Martial Arts Article
Know Your Students Weak Spots
     by Keith Pascal help them improve.

It's easy to spot your students' weaknesses, when you ask yourself one simple question.

As a martial artist, I spend all of my time analyzing how other folks fight. I examine their techniques. I observe and guess at their tactics. I even ask them questions about what they are practicing (smile).

I spend a lot less time analyzing my own strengths and flaws.

Sure, I practice. You do too, right?

I found a real quick and dirty way to discover my own weak points. All I have to do is ask myself one simple question.
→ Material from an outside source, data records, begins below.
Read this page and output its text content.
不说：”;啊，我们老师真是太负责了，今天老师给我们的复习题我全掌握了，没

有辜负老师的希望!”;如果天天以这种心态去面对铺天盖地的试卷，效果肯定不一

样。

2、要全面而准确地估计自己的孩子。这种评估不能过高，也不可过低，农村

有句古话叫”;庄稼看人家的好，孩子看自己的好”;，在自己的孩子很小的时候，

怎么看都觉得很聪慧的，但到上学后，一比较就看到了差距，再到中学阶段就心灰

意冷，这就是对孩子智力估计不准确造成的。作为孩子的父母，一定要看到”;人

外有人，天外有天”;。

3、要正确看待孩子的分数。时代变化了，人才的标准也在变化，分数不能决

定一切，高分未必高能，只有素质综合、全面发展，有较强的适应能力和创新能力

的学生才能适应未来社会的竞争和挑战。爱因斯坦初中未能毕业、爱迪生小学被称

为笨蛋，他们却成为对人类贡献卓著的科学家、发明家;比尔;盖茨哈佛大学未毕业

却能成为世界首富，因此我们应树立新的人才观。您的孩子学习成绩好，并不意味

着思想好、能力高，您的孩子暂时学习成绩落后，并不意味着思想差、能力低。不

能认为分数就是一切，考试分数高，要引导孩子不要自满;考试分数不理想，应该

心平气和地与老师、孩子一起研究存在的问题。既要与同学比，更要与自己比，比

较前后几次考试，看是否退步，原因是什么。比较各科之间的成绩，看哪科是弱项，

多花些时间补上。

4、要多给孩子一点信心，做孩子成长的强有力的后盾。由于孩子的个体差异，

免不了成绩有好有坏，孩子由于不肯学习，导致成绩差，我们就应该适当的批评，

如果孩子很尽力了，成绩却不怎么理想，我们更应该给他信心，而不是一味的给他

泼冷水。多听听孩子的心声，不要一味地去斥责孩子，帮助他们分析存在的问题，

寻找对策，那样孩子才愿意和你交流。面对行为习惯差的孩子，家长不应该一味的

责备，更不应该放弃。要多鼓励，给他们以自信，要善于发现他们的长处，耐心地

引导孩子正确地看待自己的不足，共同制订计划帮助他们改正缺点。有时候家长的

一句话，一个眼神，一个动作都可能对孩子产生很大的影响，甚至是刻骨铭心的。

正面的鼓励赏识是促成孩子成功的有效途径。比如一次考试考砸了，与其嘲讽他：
And presto, change-o, I know exactly what I need to emphasize in my workouts.

Are you interested in finding out this ever-so-basic question? (No, that wasn't it.)

Just ask yourself what you have been avoiding practicing?
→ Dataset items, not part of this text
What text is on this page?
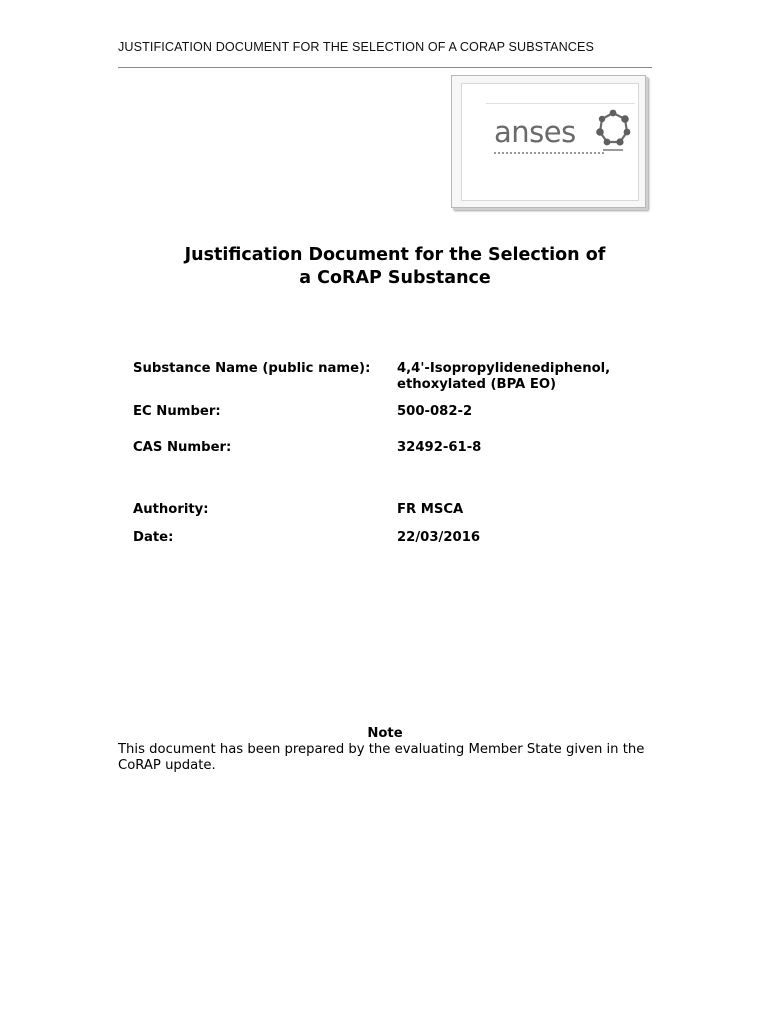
JUSTIFICATION DOCUMENT FOR THE SELECTION OF A CORAP SUBSTANCES
anses
Justification Document for the Selection of
a CoRAP Substance
Substance Name (public name): 4,4'-Isopropylidenediphenol,
ethoxylated (BPA EO)
EC Number:	500-082-2
CAS Number:	32492-61-8
Authority:	FR MSCA
Date:	22/03/2016
Note
This document has been prepared by the evaluating Member State given in the CoRAP update.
Do you routinely procrastinate in one area?

I am willing to bet that's the particular area that could use some improvement? Don't you just hate it when I am right? ;-)

We'll apply this to student learning in a minute.
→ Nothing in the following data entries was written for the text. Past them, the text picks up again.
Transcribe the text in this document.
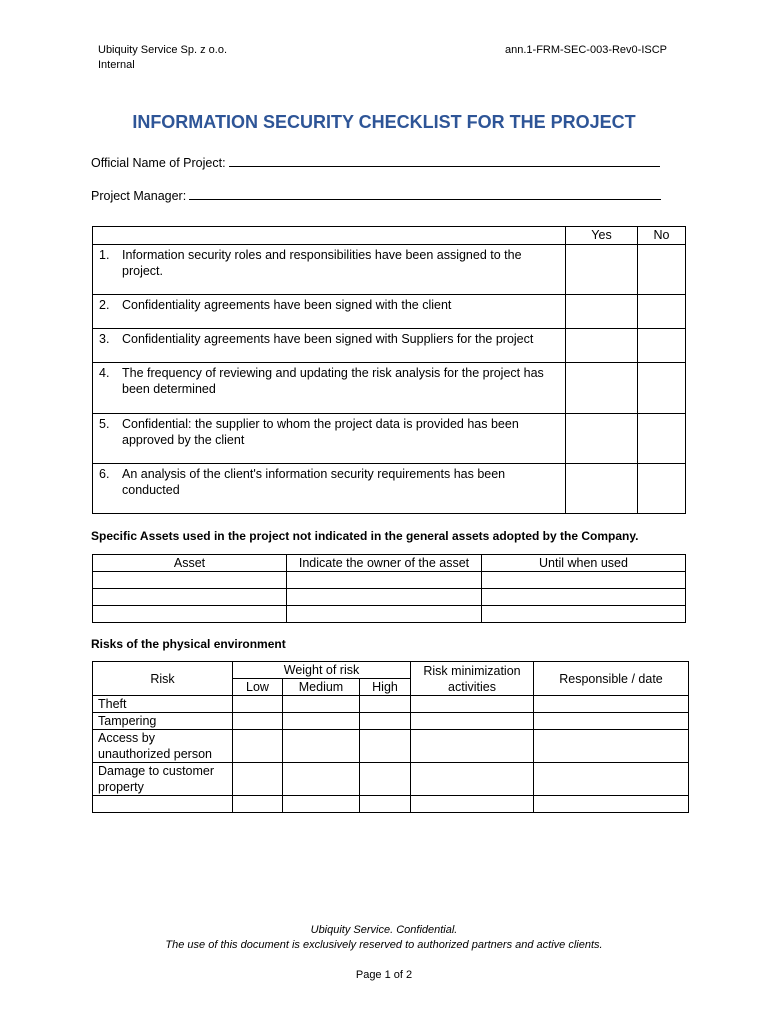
Ubiquity Service Sp. z o.o.
Internal
ann.1-FRM-SEC-003-Rev0-ISCP
INFORMATION SECURITY CHECKLIST FOR THE PROJECT
Official Name of Project:
Project Manager:
	Yes	No

1. Information security roles and responsibilities have been assigned to the project.		

2. Confidentiality agreements have been signed with the client		

3. Confidentiality agreements have been signed with Suppliers for the project		

4. The frequency of reviewing and updating the risk analysis for the project has been determined		

5. Confidential: the supplier to whom the project data is provided has been approved by the client		

6. An analysis of the client's information security requirements has been conducted		

Specific Assets used in the project not indicated in the general assets adopted by the Company.
Asset	Indicate the owner of the asset	Until when used

Risks of the physical environment
Risk	Weight of risk			Risk minimization activities	Responsible / date
	Low	Medium	High		
Theft					
Tampering					
Access by unauthorized person					
Damage to customer property					

Ubiquity Service. Confidential.
The use of this document is exclusively reserved to authorized partners and active clients.
Page 1 of 2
Would you like some slightly embarrassing examples from my own life?

I have a beautifully planned workout routine. It includes a lot of tummy exercises. I spent a lot of time carefully constructing my abdominal routines.

Do you think I do them?

Think again.

I just avoided doing my exercises for the last two and a half months! It's time to get back on track.

Another example can be found in Bruce Lee's Five Ways of Attack. I know all five ways inside and out. Yet, I definitely could use improvement in two of the ways. (And no, I am not going to advertise my weaknesses all over the Internet, thank you very much.)

Yet another example can be found in my students. I looked at my more advanced "cookies." These guys have been with me awhile.

So, I asked the same question to myself -- but this time I asked about what my students and I avoided practicing.

Our hand techniques are awesome. Our timing is pretty good too. Rhythm? You betcha.'

But our kicks ...

...left something to be desired. They sucked.

Can you guess what we are focusing on, this year? : - )

I know this question-asking method works, because as is human nature, we tend to do what pleases us, and avoid what doesn't. Of course, some folks have masochistic tendencies, but in general, we seek what we enjoy.

It stands to reason that what you have avoided working on needs improvement.

This is not rocket science.


Listen to Your Students' Complaints

Do your students groan about doing certain exsercises?

Do they nervously joke when it's time for a particular activity?

Have you ever noticed a lack of enthusiasm during specific drills?

These are all clues as to your students' weak areas.

You have the discipline to work on your own weak spots. Your students don't know how, yet.

It's up to you to add enthusiasm to certain tasks. Teach them discipline. Shape them to tackle and overcome weak areas in their training.

Remember, identifying these weak spots starts with a question.